How to Select a Fuel Efficient Car

While choosing a new vehicle, most buyers pay as much attention to its fuel economy as its style, body, color and other attributes. The fuel efficiency of a car is an important feature that dictates the amount of money spent on the purchase of gas. The U.S. Environmental Protection Agency (EPA) has made it important for auto makers to post accurate mpg ratings on all light trucks and passenger cars sold in the country. While these ratings make it easier for buyers to discern which vehicles are better placed in their fuel efficiency, they fail to give the complete picture and necessitate a deeper insight.

Read on for a quick look at the best ways of choosing the most fuel-efficient car for your specific driving style and immediate needs.

Size of Vehicle


About a decade ago, there was an unwritten convention that stated that cars with big engines offered greater torque and horsepower, but at the expense of fuel efficiency. Smaller sized engines were considered to be more efficient but lacked in power and provided less-than-exciting experiences to their drivers. In the same way, performance cars and big cars/ trucks were deemed as gas guzzlers while the smaller sized vehicles were labeled as being economical.

However, these beliefs hold less ground in today’s world, where modern engine controls and sophisticated electronics have managed to change things to quite an extent. Contemporary cars with small engines are very powerful while large engines are proving to be equally fuel efficient. Today, fun-to-drive sports cars are as fuel efficient as purpose-built economy cars. While choosing a new car, you should go in for one that is appropriately sized for your cargo and passenger needs.

In most cases, the larger sized cars tend to consume more fuel as they carry additional weight because of their increased passenger/cargo capacity and size. As these vehicles have increased aerodynamic drag and move less efficiently through air, they rank low on their fuel efficiency quotient. So, if you are looking towards a vehicle with a five plus -passenger seating capacity, you may find it more feasible to invest in a seven passenger minivan which is highly fuel efficient, rather than a sports utility vehicle.

On the other hand, if you require a full-sized SUV, then a hybrid like a Chevrolet Tahoe Hybrid or GMC Yukon Hybrid can serve your purpose to the hilt. In addition, while pickup trucks offer the best towing utility and ability, the new car-based crossover trucks, like those of Honda Ridgeline, prove to be more fuel economic and sufficient for your needs.

Engine Size


Unless you are planning to use your vehicle for regular towing jobs, you do not require the largest engine on the rack. Car manufacturers are now offering 4 or 6 cylinder alternatives for their conventional 6 and 8 cylinder flagship power plants.

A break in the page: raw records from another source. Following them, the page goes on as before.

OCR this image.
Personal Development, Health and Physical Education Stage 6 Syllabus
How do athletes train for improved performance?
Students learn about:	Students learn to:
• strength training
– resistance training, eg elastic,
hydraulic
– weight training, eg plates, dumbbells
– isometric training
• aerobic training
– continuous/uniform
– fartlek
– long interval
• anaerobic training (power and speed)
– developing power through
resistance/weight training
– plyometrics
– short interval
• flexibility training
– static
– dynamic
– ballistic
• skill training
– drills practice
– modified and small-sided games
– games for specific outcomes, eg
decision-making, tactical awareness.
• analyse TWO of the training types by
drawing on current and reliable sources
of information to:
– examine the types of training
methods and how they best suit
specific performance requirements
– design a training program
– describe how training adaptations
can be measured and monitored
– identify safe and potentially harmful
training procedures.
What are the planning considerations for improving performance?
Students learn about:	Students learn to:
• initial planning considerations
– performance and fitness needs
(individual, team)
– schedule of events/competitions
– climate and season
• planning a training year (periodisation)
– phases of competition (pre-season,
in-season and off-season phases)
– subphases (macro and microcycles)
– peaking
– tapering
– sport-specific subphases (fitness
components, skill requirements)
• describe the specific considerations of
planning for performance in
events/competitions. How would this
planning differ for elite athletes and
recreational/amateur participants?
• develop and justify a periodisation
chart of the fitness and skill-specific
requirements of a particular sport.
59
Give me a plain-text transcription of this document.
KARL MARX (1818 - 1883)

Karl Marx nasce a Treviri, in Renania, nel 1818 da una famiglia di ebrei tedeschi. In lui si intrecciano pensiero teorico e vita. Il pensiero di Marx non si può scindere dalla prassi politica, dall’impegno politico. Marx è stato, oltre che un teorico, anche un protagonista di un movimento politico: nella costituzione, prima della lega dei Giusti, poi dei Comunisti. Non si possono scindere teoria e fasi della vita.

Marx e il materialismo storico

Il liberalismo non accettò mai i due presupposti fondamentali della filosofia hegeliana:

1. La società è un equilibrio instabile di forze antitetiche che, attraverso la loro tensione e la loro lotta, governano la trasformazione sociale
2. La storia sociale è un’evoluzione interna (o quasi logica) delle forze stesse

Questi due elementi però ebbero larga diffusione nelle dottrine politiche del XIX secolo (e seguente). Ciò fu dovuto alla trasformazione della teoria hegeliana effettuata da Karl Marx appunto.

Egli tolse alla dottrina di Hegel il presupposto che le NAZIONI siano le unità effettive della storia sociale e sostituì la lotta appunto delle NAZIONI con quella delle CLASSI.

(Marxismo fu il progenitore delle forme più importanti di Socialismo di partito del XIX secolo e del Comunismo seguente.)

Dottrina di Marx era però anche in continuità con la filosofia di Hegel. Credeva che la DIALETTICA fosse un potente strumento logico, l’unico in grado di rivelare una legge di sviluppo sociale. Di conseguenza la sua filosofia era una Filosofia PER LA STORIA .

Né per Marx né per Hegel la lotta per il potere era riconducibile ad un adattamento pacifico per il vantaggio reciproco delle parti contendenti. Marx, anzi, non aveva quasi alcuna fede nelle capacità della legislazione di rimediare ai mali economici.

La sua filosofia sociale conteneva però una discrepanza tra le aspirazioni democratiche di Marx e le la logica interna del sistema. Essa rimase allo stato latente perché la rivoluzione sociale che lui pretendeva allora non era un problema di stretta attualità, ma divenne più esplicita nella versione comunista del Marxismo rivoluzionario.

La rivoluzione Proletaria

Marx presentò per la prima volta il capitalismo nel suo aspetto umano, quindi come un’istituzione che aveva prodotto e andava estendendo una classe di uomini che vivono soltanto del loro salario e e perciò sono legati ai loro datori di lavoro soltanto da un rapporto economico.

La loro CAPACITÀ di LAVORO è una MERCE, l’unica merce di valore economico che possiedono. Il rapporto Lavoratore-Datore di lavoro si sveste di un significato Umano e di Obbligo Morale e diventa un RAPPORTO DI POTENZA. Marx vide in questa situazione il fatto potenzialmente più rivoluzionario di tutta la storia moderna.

As these cars contain the features of turbo charging, smaller-displacement engines and direct injection, they end up delivering a lot more power than their bigger-sized predecessors. For example, BMW's new turbo charged 6 cylinders and 3 liters model is more powerful than its last-generation V-8 (4.4-liter). It delivers a more attractive fuel economy rate too

Engine Type


In the current automobile scenario, manufacturers are offering cars that can be operated with diesel, natural gas, gasoline as well as hybrid power plants. For instance, hybrid vehicles are known to combine a displacement gasoline engine that has an electric assisted motor and an extremely fuel efficient configuration.

Hybrid vehicles like the Ford Fusion Hybrid and Toyota Prius offer excellent highway and city fuel economy. You may like to consider diesel run cars as they prove to be excellent alternatives for larger vehicles (like BMW X535D, Mercedes-Benz GL 350 Blue TEC, and Volkswagen Touareg Diesel) or those specially designed for highway commuting (like Jetta TDI, Volkswagen and AudiA3 TDI). The typical diesel engine has plenty of power and delivers impressive economy.

On the contrary, cars that run on natural gas (like Civic GX) offer little emissions, but prove to be potentially low on fuel economy. Last but not the least, the cars with computer-controlled non-manual transmissions are outperforming their traditional cousins and ranking high on fuel efficiency as well--choose accordingly.